Consuelo Aldape de Vega Hidalgo, writer, was born on June 10, 1903, in Monterrey, Nuevo Leon, Mexico. Her parents were Adolfo Aldape and Petra R. Falcon. According to border crossing manifests, Consuelo came to the United States in 1908 and lived in Laredo, Texas. The 1920 and 1930 federal censuses both list her as living with her family in Laredo. By the early 1930s Consuelo Aldape was living in Brownsville.
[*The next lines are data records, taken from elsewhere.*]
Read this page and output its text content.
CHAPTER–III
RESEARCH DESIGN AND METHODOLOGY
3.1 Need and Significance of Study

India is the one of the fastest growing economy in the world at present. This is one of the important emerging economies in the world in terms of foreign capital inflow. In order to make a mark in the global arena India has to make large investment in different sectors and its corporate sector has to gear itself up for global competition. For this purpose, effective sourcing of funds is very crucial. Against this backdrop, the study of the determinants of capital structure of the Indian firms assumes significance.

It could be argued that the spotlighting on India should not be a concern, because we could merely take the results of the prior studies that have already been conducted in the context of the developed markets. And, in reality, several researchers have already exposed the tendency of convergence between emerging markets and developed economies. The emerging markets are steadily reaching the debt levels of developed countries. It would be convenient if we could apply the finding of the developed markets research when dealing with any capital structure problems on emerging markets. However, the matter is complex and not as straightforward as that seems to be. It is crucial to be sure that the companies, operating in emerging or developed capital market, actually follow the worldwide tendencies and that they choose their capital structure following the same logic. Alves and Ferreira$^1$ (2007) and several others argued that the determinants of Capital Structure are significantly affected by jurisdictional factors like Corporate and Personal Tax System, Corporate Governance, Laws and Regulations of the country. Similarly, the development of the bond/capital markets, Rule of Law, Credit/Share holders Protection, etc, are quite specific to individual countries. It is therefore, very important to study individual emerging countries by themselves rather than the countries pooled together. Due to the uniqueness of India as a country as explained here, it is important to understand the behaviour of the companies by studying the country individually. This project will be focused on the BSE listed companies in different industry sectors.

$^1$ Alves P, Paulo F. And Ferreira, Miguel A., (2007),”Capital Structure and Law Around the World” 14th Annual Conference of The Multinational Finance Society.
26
She married Vincente Vega Hidalgo on May 20, 1950. The 1955 Brownsville city directory listed the couple as residents of Brownsville, and Vincente’s occupation was listed as “salesman.” The couple later divorced.
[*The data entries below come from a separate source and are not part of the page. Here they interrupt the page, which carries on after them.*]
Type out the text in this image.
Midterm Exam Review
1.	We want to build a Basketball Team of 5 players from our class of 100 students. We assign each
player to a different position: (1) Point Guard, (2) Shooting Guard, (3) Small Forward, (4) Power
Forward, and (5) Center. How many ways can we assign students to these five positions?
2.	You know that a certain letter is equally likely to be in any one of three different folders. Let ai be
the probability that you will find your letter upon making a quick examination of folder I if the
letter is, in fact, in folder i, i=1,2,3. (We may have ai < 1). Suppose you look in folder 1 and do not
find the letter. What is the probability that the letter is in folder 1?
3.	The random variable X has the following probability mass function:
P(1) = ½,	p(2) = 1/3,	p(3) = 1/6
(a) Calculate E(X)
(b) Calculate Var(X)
Consuelo Aldape de Vega Hidalgo wrote in the women's section of the newspaper El Puerto de Brownsville from 1954 to 1959. Her works were also published in other Texas, Tamaulipas, and Nuevo Leon newspapers and magazines like La Prensa of San Antonio; Verdad of Corpus Christi; Verlo Libre and El Heraldo del Norte of Nuevo Laredo; El Porvenir of Monterrey; El Heraldo de Brownsville; Luz y Verdad, Orientación, and Éxito of the Rio Grande Valley.
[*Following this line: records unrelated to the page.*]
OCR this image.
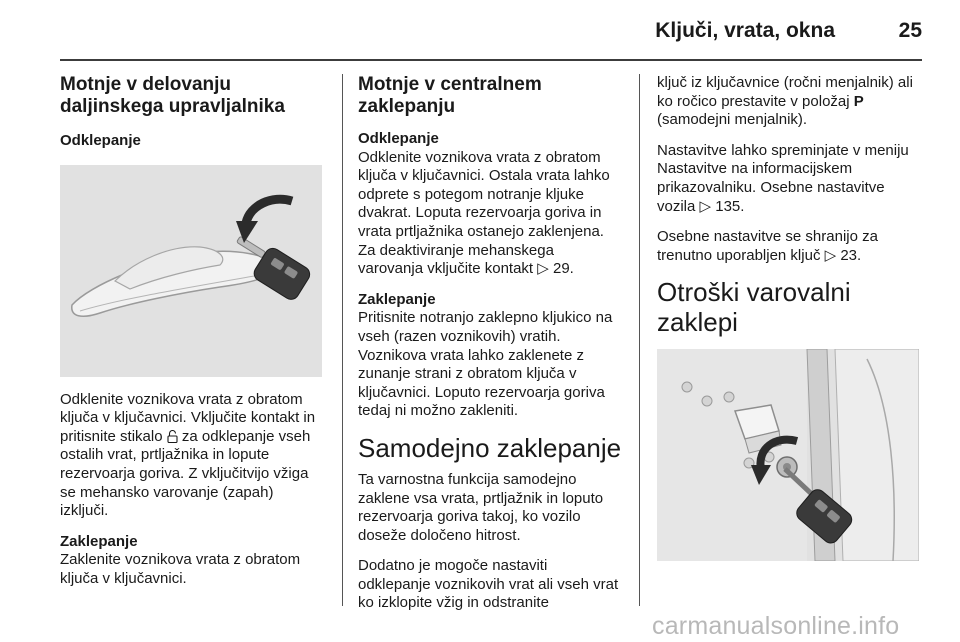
Ključi, vrata, okna	25
Motnje v delovanju daljinskega upravljalnika
Odklepanje

Odklenite voznikova vrata z obratom ključa v ključavnici. Vključite kontakt in pritisnite stikalo za odklepanje vseh ostalih vrat, prtljažnika in lopute rezervoarja goriva. Z vključitvijo vžiga se mehansko varovanje (zapah) izključi.

Zaklepanje

Zaklenite voznikova vrata z obratom ključa v ključavnici.

Motnje v centralnem zaklepanju
Odklepanje

Odklenite voznikova vrata z obratom ključa v ključavnici. Ostala vrata lahko odprete s potegom notranje kljuke dvakrat. Loputa rezervoarja goriva in vrata prtljažnika ostanejo zaklenjena. Za deaktiviranje mehanskega varovanja vključite kontakt ▷ 29.

Zaklepanje

Pritisnite notranjo zaklepno kljukico na vseh (razen voznikovih) vratih. Voznikova vrata lahko zaklenete z zunanje strani z obratom ključa v ključavnici. Loputo rezervoarja goriva tedaj ni možno zakleniti.

Samodejno zaklepanje

Ta varnostna funkcija samodejno zaklene vsa vrata, prtljažnik in loputo rezervoarja goriva takoj, ko vozilo doseže določeno hitrost.

Dodatno je mogoče nastaviti odklepanje voznikovih vrat ali vseh vrat ko izklopite vžig in odstranite

ključ iz ključavnice (ročni menjalnik) ali ko ročico prestavite v položaj P (samodejni menjalnik).

Nastavitve lahko spreminjate v meniju Nastavitve na informacijskem prikazovalniku. Osebne nastavitve vozila ▷ 135.

Osebne nastavitve se shranijo za trenutno uporabljen ključ ▷ 23.

Otroški varovalni zaklepi
carmanualsonline.info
She wrote a variety of essays, poems, sketches, and short stories about the experiences of border women and promoted their traditional Catholic role as the basis of family and, therefore, the first and most important connection in the construction of the imagined nation based on the notion of immigrant literature and the "Mexico de Afuera" ideology. In her point of view, the exaltation of Mexican heroes, the teaching of social responsibility, and the appreciation for indigenous roots promoted the idea of loyalty and love for the country of origin without leaving aside the respect for the new nation that had admitted her as an immigrant. Aldape de Vega Hidalgo also criticized the marginalizing treatment of the border by both U.S. and Mexican governments. Due to her perspective about the abandonment condition of the border zone, she was positioned in a situation of cultural rootlessness that would ultimately end, define, and materialize in Chicano ideology. Her perception about hybridity, as a characteristic feature of contact zones between cultures, made her a visionary journalist.
Consuelo Aldape de Vega Hidalgo, who also worked as a piano teacher during her lifetime, died on January 17, 1982, in Brownsville, Texas, from respiratory failure caused by lung disease. She was seventy-eight. Consuelo, a Jehovah’s Witness, was survived by three sons and two daughters. She was buried in Rose Lawn Memorial Gardens in Brownsville.